The administration's own FY2027 budget uses the word "woke" 34 times, each time tied to a proposed cut. That is not a governing philosophy. That is a slogan masquerading as fiscal policy. And the irony is brutal: the NSF is one of the biggest federal funders of AI and quantum research, the very fields the administration claims to champion. Cutting it by 55% does not make America dominant in AI. It hands that ground to China.

This is like the Titanic hitting the iceberg. People are still eating at the table, music's still playing, and yet the ship is sinking.

Steve Shoptaw, UCLA Center for Behavioral and Addiction Medicine

What actually works, and what is genuinely broken

Credit where it is due: Congress has been the one functioning brake on this. Senator Patty Murray and Senator Susan Collins led a bipartisan effort that rejected the worst proposed cuts for FY2026. That is genuinely good governance and it deserves recognition. The system is not entirely broken.

What is broken is the executive branch's willingness to honor what Congress decides. Firing the oversight board is the tell: Keivan Stassun, an astrophysicist at Vanderbilt who sat on the NSB, said board members had been asking NSF leadership whether they were following board governance directives. The answer they received, in effect, was: we do not listen to you anymore. That was before the firings. The firings just made it official.

Trump's nominee to lead the NSF is Jim O'Neill, an investor and longevity enthusiast with no science background. The agency that funds 25% of all federally supported university research will be run by someone whose qualification is that he finds aging inconvenient. This is unserious.

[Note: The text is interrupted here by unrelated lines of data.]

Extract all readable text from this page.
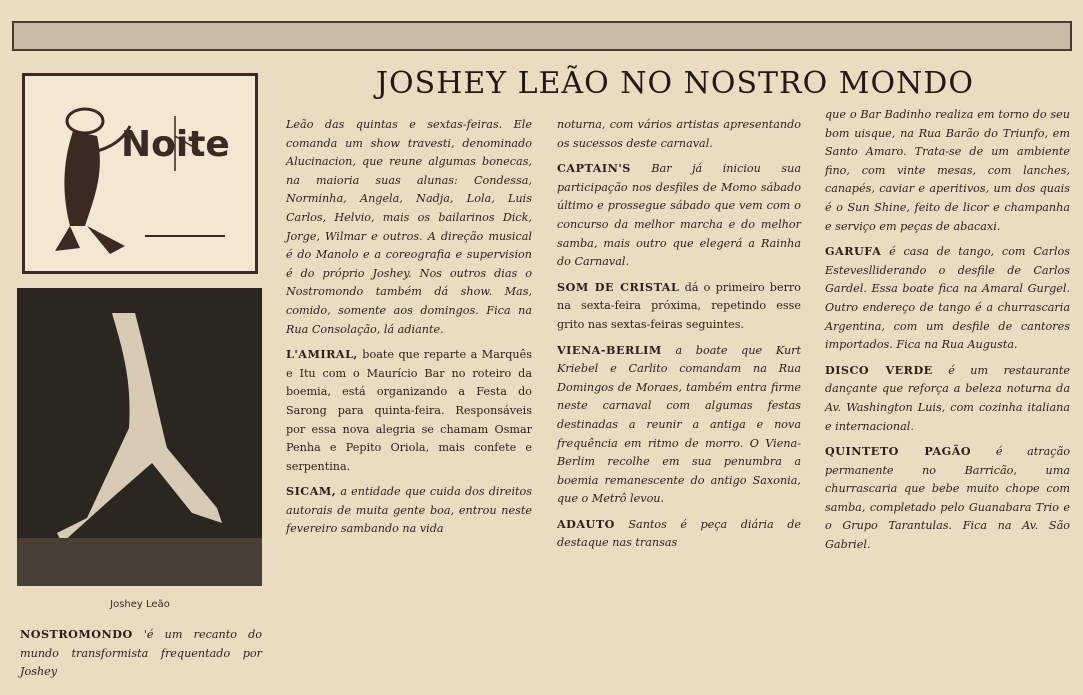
JOSHEY LEÃO NO NOSTRO MONDO
Noite
Joshey Leão

NOSTROMONDO 'é um recanto do mundo transformista frequentado por Joshey

Leão das quintas e sextas-feiras. Ele comanda um show travesti, denominado Alucinacion, que reune algumas bonecas, na maioria suas alunas: Condessa, Norminha, Angela, Nadja, Lola, Luis Carlos, Helvio, mais os bailarinos Dick, Jorge, Wilmar e outros. A direção musical é do Manolo e a coreografia e supervision é do próprio Joshey. Nos outros dias o Nostromondo também dá show. Mas, comido, somente aos domingos. Fica na Rua Consolação, lá adiante.

L'AMIRAL, boate que reparte a Marquês e Itu com o Maurício Bar no roteiro da boemia, está organizando a Festa do Sarong para quinta-feira. Responsáveis por essa nova alegria se chamam Osmar Penha e Pepito Oriola, mais confete e serpentina.

SICAM, a entidade que cuida dos direitos autorais de muita gente boa, entrou neste fevereiro sambando na vida

noturna, com vários artistas apresentando os sucessos deste carnaval.

CAPTAIN'S Bar já iniciou sua participação nos desfiles de Momo sábado último e prossegue sábado que vem com o concurso da melhor marcha e do melhor samba, mais outro que elegerá a Rainha do Carnaval.

SOM DE CRISTAL dá o primeiro berro na sexta-feira próxima, repetindo esse grito nas sextas-feiras seguintes.

VIENA-BERLIM a boate que Kurt Kriebel e Carlito comandam na Rua Domingos de Moraes, também entra firme neste carnaval com algumas festas destinadas a reunir a antiga e nova frequência em ritmo de morro. O Viena-Berlim recolhe em sua penumbra a boemia remanescente do antigo Saxonia, que o Metrô levou.

ADAUTO Santos é peça diária de destaque nas transas

que o Bar Badinho realiza em torno do seu bom uisque, na Rua Barão do Triunfo, em Santo Amaro. Trata-se de um ambiente fino, com vinte mesas, com lanches, canapés, caviar e aperitivos, um dos quais é o Sun Shine, feito de licor e champanha e serviço em peças de abacaxi.

GARUFA é casa de tango, com Carlos Esteveslliderando o desfile de Carlos Gardel. Essa boate fica na Amaral Gurgel. Outro endereço de tango é a churrascaria Argentina, com um desfile de cantores importados. Fica na Rua Augusta.

DISCO VERDE é um restaurante dançante que reforça a beleza noturna da Av. Washington Luis, com cozinha italiana e internacional.

QUINTETO PAGÃO é atração permanente no Barricão, uma churrascaria que bebe muito chope com samba, completado pelo Guanabara Trio e o Grupo Tarantulas. Fica na Av. São Gabriel.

A 32% increase in US scientists browsing jobs abroad. A 35% increase in US-based researchers applying for positions overseas. These are not protest statistics. These are people making rational decisions about where their careers can survive. When the talent leaves, it does not come back quickly. Ask any country that has been through this.

Would you trust a government that fires its own scientists and then claims it wants to lead the world in science? Because that is the pitch on the table right now, and someone needs to say plainly that it does not add up.